The man rolled down the side of the stack, disappearing in a cloud of dust and chaff. When he came to light, Milton saw a tall, gaunt old man of sixty years of age, or older. Nothing could be seen but a dusty expanse of face, ragged beard, and twinkling, sharp little eyes. His color was lost, his eyes half hid. Without waiting for ceremony, the men clinched. The crowd roared with laughter, for though Jennings was the younger, the older man was a giant still, and the struggle lasted for some time. He made a gallant fight, but his breath gave out, and he lay at last flat on his back.
"I wish I was your age, young man," he said ruefully, as he rose. "I'd knock the heads o' these young scamps t'gether—yessir!—I could do it, too!".
"Talk's a good dog, uncle," said a young man.
The old man turned on him so ferociously that he fled.
"Run, condemn yeh! I own y' can beat me at that."
His face was not unpleasant, though his teeth were mainly gone, and his skin the color of leather and wrinkled as a pan of cream. His eyes had a certain sparkle of fun that belied his rasping voice, which seemed to have the power to lift a boy clean off his feet. His frame was bent and thin, but of great height and breadth, bony and tough as hickory. At some far time vast muscles must have rolled on those giant limbs, but toil had bent and stiffened him.
"Never been sick a day 'n my life; no, sir!" he said,
in his rapid, rasping, emphatic way, as they were riding across the stubble to dinner. "And by gol! I c'n stand as long at the tail of a stacker as any man, sir. Dummed if I turn my hand for any man in the State; no, sir; no, sir! But if I do two men's works, I am goin' to have two men's pay—that's all, sir!"

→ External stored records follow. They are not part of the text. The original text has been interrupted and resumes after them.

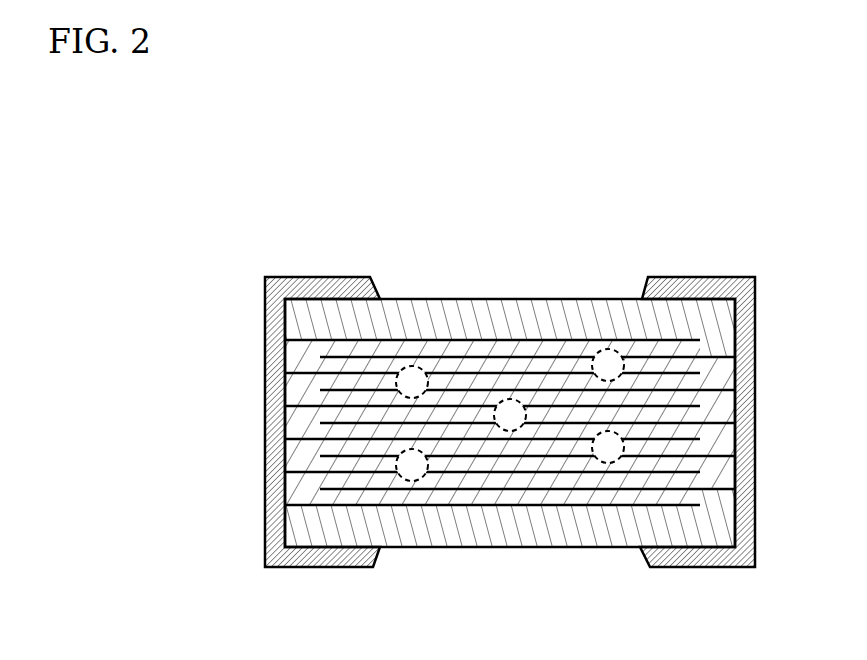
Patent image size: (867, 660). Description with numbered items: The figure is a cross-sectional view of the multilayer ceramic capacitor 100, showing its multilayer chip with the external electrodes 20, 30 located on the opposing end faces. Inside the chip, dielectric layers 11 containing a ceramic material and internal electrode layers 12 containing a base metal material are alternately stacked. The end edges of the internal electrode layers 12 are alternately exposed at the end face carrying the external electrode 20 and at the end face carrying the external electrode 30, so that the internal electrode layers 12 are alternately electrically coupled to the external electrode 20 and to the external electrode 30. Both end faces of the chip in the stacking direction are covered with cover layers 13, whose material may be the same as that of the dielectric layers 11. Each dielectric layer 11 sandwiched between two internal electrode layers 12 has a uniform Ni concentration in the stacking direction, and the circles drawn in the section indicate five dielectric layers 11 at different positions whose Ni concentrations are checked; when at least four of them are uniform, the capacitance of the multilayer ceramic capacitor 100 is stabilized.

The multilayer ceramic capacitor 100 is at (679, 237).
The dielectric layer 11 is at (600, 478).
The internal electrode layer 12 is at (497, 458).
The cover layer 13 is at (432, 310).
The external electrode 20 is at (293, 292).
The external electrode 30 is at (727, 292).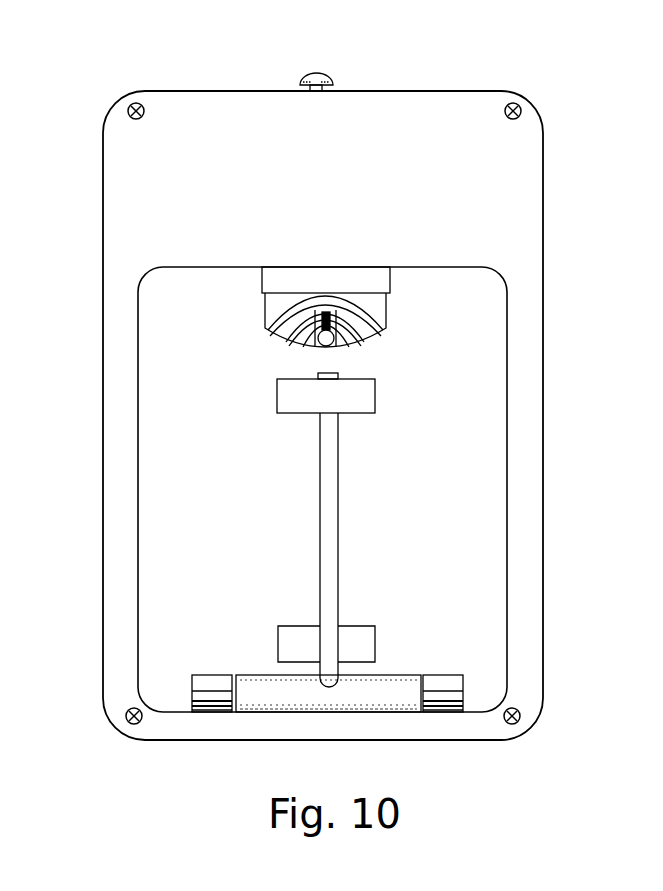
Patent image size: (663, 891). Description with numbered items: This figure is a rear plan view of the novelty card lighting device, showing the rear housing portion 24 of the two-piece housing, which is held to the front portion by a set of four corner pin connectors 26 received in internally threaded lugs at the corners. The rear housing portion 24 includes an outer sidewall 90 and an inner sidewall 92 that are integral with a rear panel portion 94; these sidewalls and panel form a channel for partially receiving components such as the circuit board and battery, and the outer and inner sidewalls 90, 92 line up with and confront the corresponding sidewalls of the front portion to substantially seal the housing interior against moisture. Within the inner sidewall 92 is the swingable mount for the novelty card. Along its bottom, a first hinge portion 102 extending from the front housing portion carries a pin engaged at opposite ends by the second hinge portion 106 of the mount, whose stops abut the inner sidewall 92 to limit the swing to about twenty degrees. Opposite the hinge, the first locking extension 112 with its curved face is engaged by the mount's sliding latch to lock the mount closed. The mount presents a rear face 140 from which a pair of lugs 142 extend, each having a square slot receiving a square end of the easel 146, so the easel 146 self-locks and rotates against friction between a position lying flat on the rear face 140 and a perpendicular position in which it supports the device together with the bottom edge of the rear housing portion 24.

The rear housing portion 24 is at (247, 178).
The corner pin connectors 26 is at (147, 103).
The outer sidewall 90 is at (102, 492).
The inner sidewall 92 is at (139, 475).
The rear panel portion 94 is at (443, 238).
The first hinge portion 102 is at (396, 693).
The second hinge portion 106 is at (208, 692).
The first locking extension 112 is at (285, 281).
The rear face 140 is at (448, 462).
The lugs 142 is at (308, 398).
The easel 146 is at (325, 502).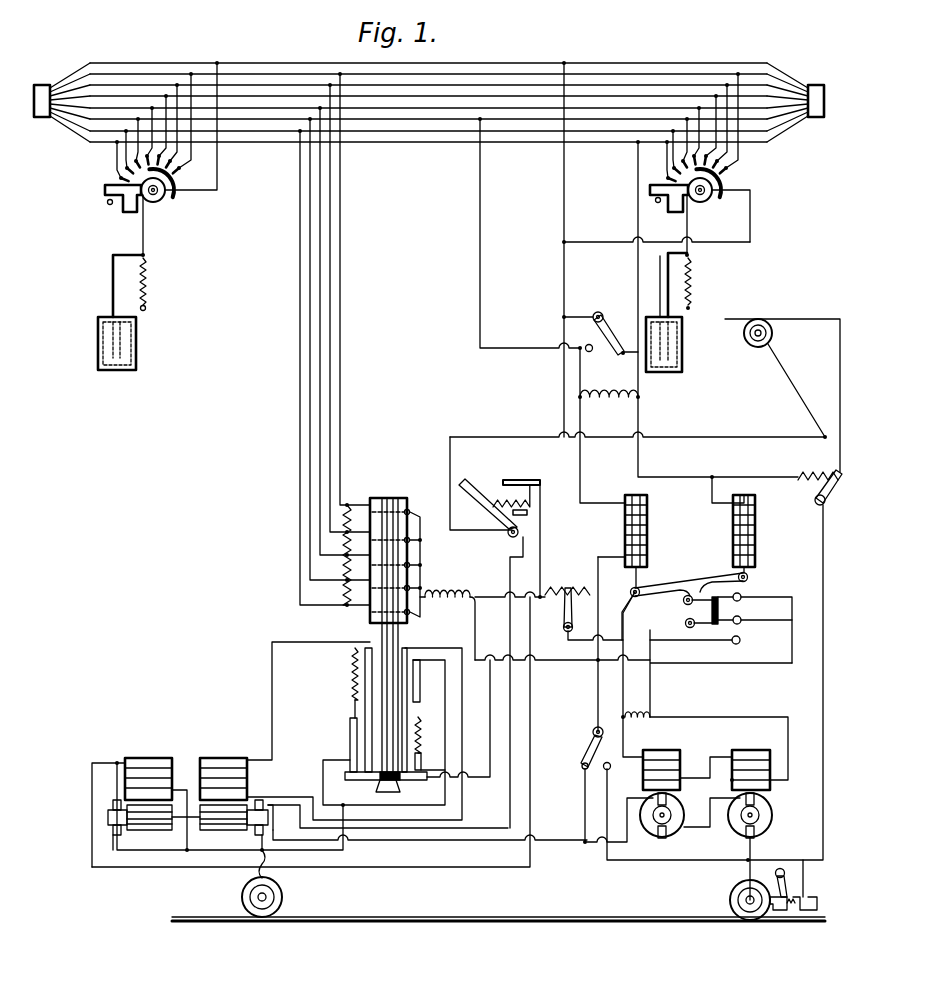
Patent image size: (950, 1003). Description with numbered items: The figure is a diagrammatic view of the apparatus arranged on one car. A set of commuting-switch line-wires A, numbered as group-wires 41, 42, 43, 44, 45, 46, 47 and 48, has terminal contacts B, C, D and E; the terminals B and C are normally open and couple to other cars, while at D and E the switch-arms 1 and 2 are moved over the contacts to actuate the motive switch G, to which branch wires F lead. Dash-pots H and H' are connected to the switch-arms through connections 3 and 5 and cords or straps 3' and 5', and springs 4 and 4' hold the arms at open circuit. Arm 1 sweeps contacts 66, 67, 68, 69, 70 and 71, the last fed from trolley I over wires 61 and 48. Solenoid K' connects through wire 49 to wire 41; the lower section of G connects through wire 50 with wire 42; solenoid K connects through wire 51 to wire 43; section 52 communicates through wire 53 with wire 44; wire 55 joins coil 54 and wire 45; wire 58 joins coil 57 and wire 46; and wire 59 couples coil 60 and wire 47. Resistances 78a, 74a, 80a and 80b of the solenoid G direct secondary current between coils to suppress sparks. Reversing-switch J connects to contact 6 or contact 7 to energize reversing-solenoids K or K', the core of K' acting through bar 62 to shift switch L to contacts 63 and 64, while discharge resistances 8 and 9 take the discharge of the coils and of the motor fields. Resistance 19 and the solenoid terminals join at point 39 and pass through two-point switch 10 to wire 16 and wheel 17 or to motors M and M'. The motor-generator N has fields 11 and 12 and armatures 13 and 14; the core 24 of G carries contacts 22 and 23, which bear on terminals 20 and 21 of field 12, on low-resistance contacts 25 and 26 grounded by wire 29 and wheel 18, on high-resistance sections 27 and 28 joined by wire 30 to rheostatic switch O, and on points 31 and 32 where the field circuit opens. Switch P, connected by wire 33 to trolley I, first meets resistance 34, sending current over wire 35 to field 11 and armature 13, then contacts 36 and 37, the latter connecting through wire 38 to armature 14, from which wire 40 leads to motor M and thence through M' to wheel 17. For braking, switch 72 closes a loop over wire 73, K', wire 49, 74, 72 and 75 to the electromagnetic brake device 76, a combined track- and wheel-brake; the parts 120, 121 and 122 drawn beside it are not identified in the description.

The switch-arm 1 is at (127, 212).
The switch-arm 2 is at (670, 212).
The dash-pot connection 3 is at (119, 286).
The cord or strap 3' is at (663, 285).
The spring 4 is at (151, 284).
The spring 4' is at (698, 284).
The dash-pot connection 5 is at (153, 226).
The cord or strap 5' is at (694, 226).
The contact 6 is at (588, 360).
The contact 7 is at (625, 363).
The discharge resistance 8 is at (609, 425).
The discharge resistance 9 is at (632, 726).
The two-point switch 10 is at (588, 740).
The motor field 11 is at (156, 795).
The generator-field 12 is at (223, 770).
The motor armature 13 is at (140, 825).
The generator armature 14 is at (222, 825).
The wire 16 is at (584, 800).
The car-wheel 17 is at (730, 894).
The car-wheel 18 is at (292, 888).
The resistance 19 is at (445, 608).
The generator-field terminal 20 is at (362, 644).
The generator-field terminal 21 is at (408, 650).
The motive-switch contact 22 is at (365, 781).
The motive-switch contact 23 is at (405, 785).
The core 24 is at (380, 640).
The low-resistance contact 25 is at (348, 733).
The low-resistance contact 26 is at (421, 690).
The high-resistance contact-section 27 is at (345, 667).
The high-resistance contact-section 28 is at (422, 740).
The wire 29 is at (345, 853).
The wire 30 is at (463, 732).
The point 31 is at (352, 706).
The point 32 is at (420, 710).
The wire 33 is at (540, 430).
The resistance 34 is at (495, 498).
The wire 35 is at (548, 770).
The contact 36 is at (532, 478).
The contact 37 is at (527, 512).
The wire 38 is at (507, 596).
The point 39 is at (590, 670).
The conducting-wire 40 is at (498, 840).
The group-wire 41 is at (428, 148).
The group-wire 42 is at (428, 136).
The group-wire 43 is at (428, 125).
The group-wire 44 is at (428, 114).
The group-wire 45 is at (428, 102).
The group-wire 46 is at (428, 91).
The group-wire 47 is at (428, 80).
The group-wire 48 is at (428, 69).
The wire 49 is at (717, 321).
The wire 50 is at (300, 532).
The wire 51 is at (530, 233).
The solenoid section 52 is at (410, 585).
The wire 53 is at (310, 513).
The coil 54 is at (422, 565).
The wire 55 is at (320, 483).
The coil 57 is at (410, 540).
The wire 58 is at (330, 466).
The wire 59 is at (340, 446).
The coil 60 is at (412, 510).
The wire 61 is at (644, 249).
The bar 62 is at (680, 580).
The contact 63 is at (755, 622).
The contact 64 is at (742, 630).
The contact 66 is at (118, 181).
The contact 67 is at (124, 168).
The contact 68 is at (134, 160).
The contact 69 is at (172, 160).
The contact 70 is at (180, 170).
The contact 71 is at (176, 190).
The adjusting-switch 72 is at (812, 497).
The wire 73 is at (704, 663).
The brake-circuit connection 74 is at (745, 477).
The resistance 74a is at (342, 546).
The conductor 75 is at (823, 690).
The electromagnetic brake device 76 is at (815, 896).
The resistance 78a is at (342, 520).
The resistance 80a is at (342, 570).
The resistance 80b is at (342, 592).
The lever 120 is at (786, 858).
The contact block 121 is at (778, 912).
The rail 122 is at (808, 928).
The commuting-switch line-wires A is at (429, 117).
The terminal contacts B is at (42, 118).
The terminal contacts C is at (817, 116).
The terminal contacts D is at (180, 139).
The terminal contacts E is at (722, 198).
The branch wires F is at (306, 338).
The motive switch G is at (388, 549).
The dash-pot H is at (103, 343).
The dash-pot H' is at (678, 344).
The trolley I is at (770, 362).
The reversing-switch J is at (604, 312).
The reversing-solenoid K is at (633, 546).
The reversing-solenoid K' is at (757, 538).
The reversing switch L is at (752, 605).
The motor M is at (690, 804).
The motor M' is at (763, 825).
The motor-generator N is at (143, 826).
The rheostatic switch O is at (590, 597).
The distributing switch P is at (486, 632).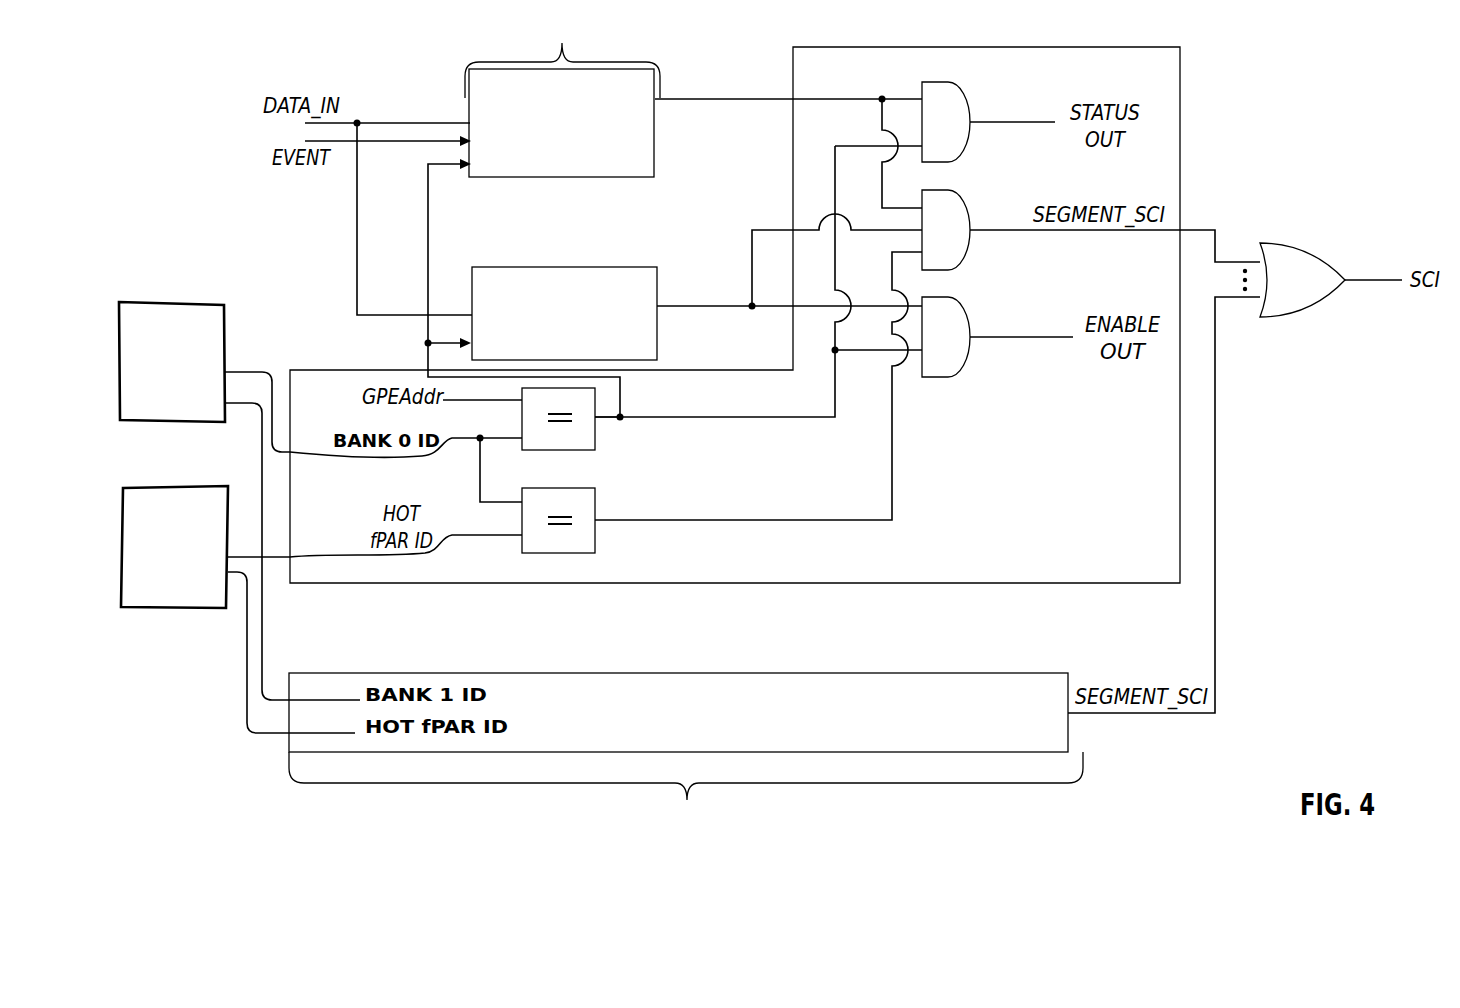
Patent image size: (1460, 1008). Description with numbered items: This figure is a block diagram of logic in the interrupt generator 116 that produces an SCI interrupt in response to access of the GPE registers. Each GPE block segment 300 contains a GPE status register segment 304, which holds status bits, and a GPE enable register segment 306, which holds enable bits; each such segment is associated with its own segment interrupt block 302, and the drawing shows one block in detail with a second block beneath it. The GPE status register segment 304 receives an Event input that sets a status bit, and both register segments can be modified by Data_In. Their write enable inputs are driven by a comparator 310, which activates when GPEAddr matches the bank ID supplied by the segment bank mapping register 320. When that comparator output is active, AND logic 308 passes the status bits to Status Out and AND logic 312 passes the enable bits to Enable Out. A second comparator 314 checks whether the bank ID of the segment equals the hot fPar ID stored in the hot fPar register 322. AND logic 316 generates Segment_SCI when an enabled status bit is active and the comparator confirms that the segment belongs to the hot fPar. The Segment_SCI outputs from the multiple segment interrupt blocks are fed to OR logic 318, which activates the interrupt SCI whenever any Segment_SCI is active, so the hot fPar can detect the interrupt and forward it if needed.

Jennings laughed and said: "All right, uncle. I'll send another man up there this afternoon."
The old man seemed to take a morbid delight in the hard and dirty places, and his endurance was marvelous. He could stand all day at the tail of a stacker, tirelessly pushing the straw away with an indifferent air, as if it were all mere play.
He measured the grain the next day, because it promised to be a noisier and dustier job than working in the straw, and it was in this capacity that Milton came to know and to hate him, and to associate him with that most hated of all tasks, the holding of sacks. To a twelve-year-old boy it seems to be the worst job in the world.
All day while the hawks wheel and dip in the glorious air, and the trees glow like banks of roses; all day, while the younger boys are tumbling about the sunlit straw, to be forced to stand holding sacks, like a convict, was maddening. Daddy, whose rugged features, bent shoulders and ragged cap loomed through the suffocating, blinding dust, necessarily came to seem like the jailer who held the door to freedom.